LGAug 17, 2021

Memory-Efficient Factorization Machines via Binarizing both Data and Model Coefficients

arXiv:2108.07421v1
Originality Incremental advance
AI Analysis

This work addresses memory efficiency for factorization machines in applications like recommendation systems, but it is incremental as it builds on SEFM with a binarization technique.

The paper tackles the high memory cost of Subspace Encoding Factorization Machines (SEFM) by proposing Binarized FM, which constrains model parameters to binary values (1 or -1) to reduce storage to one bit per parameter, achieving comparable accuracy to SEFM on eight classification datasets with significantly lower memory usage.

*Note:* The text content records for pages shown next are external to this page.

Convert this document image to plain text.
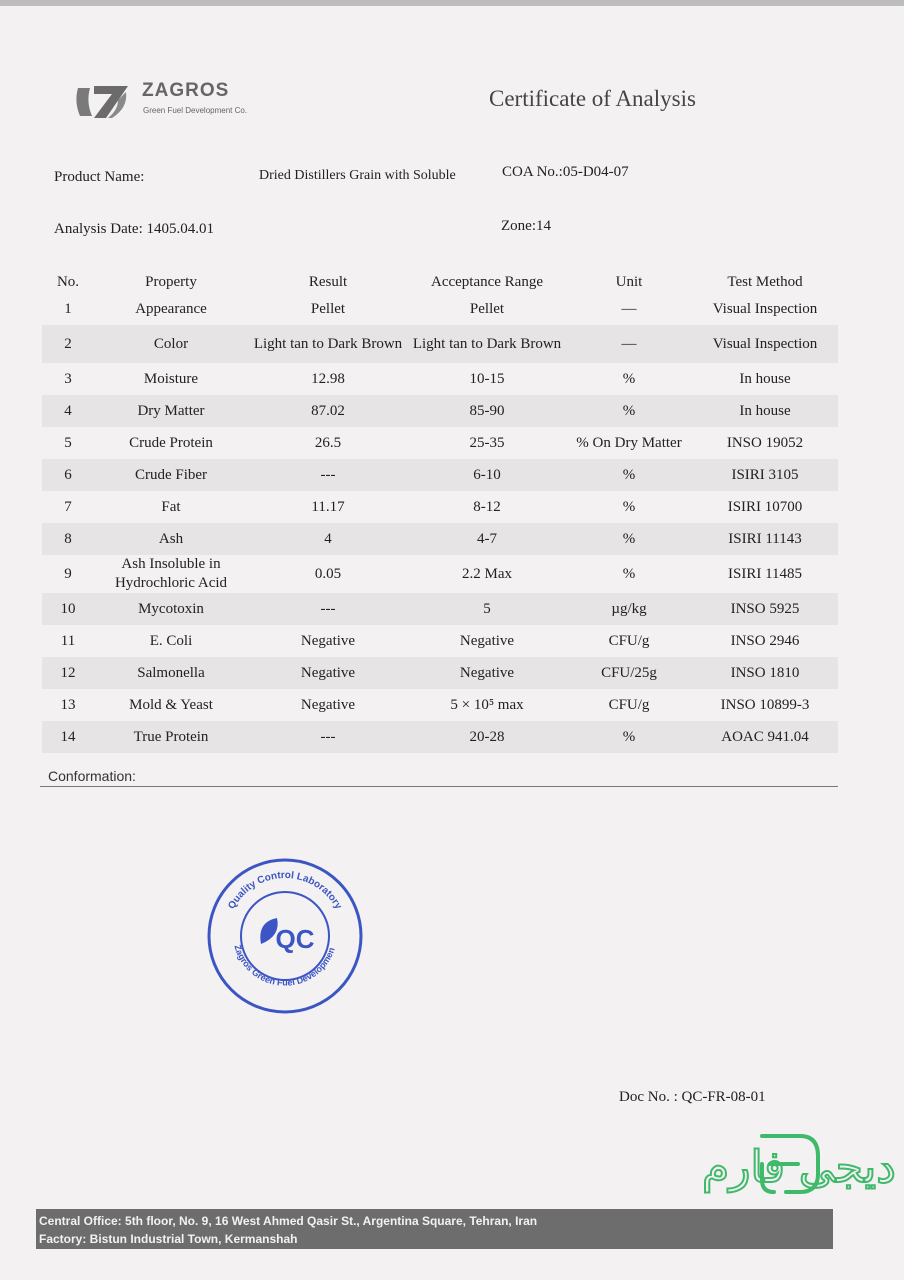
ZAGROS
Green Fuel Development Co.	Certificate of Analysis
Product Name:	Dried Distillers Grain with Soluble	COA No.:05-D04-07
Analysis Date: 1405.04.01	Zone:14
No.	Property	Result	Acceptance Range	Unit	Test Method
1	Appearance	Pellet	Pellet	—	Visual Inspection
2	Color	Light tan to Dark Brown	Light tan to Dark Brown	—	Visual Inspection
3	Moisture	12.98	10-15	%	In house
4	Dry Matter	87.02	85-90	%	In house
5	Crude Protein	26.5	25-35	% On Dry Matter	INSO 19052
6	Crude Fiber	---	6-10	%	ISIRI 3105
7	Fat	11.17	8-12	%	ISIRI 10700
8	Ash	4	4-7	%	ISIRI 11143
9	Ash Insoluble in Hydrochloric Acid	0.05	2.2 Max	%	ISIRI 11485
10	Mycotoxin	---	5	µg/kg	INSO 5925
11	E. Coli	Negative	Negative	CFU/g	INSO 2946
12	Salmonella	Negative	Negative	CFU/25g	INSO 1810
13	Mold & Yeast	Negative	5 × 10⁵ max	CFU/g	INSO 10899-3
14	True Protein	---	20-28	%	AOAC 941.04
Conformation:
Quality Control Laboratory
Zagros Green Fuel Developmen
QC
Doc No. : QC-FR-08-01
دیجی فارم
Central Office: 5th floor, No. 9, 16 West Ahmed Qasir St., Argentina Square, Tehran, Iran
Factory: Bistun Industrial Town, Kermanshah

Factorization Machines (FM), a general predictor that can efficiently model feature interactions in linear time, was primarily proposed for collaborative recommendation and have been broadly used for regression, classification and ranking tasks. Subspace Encoding Factorization Machine (SEFM) has been proposed recently to overcome the expressiveness limitation of Factorization Machines (FM) by applying explicit nonlinear feature mapping for both individual features and feature interactions through one-hot encoding to each input feature. Despite the effectiveness of SEFM, it increases the memory cost of FM by $b$ times, where $b$ is the number of bins when applying one-hot encoding on each input feature. To reduce the memory cost of SEFM, we propose a new method called Binarized FM which constraints the model parameters to be binary values (i.e., 1 or $-1$). Then each parameter value can be efficiently stored in one bit. Our proposed method can significantly reduce the memory cost of SEFM model. In addition, we propose a new algorithm to effectively and efficiently learn proposed FM with binary constraints using Straight Through Estimator (STE) with Adaptive Gradient Descent (Adagrad). Finally, we evaluate the performance of our proposed method on eight different classification datasets. Our experimental results have demonstrated that our proposed method achieves comparable accuracy with SEFM but with much less memory cost.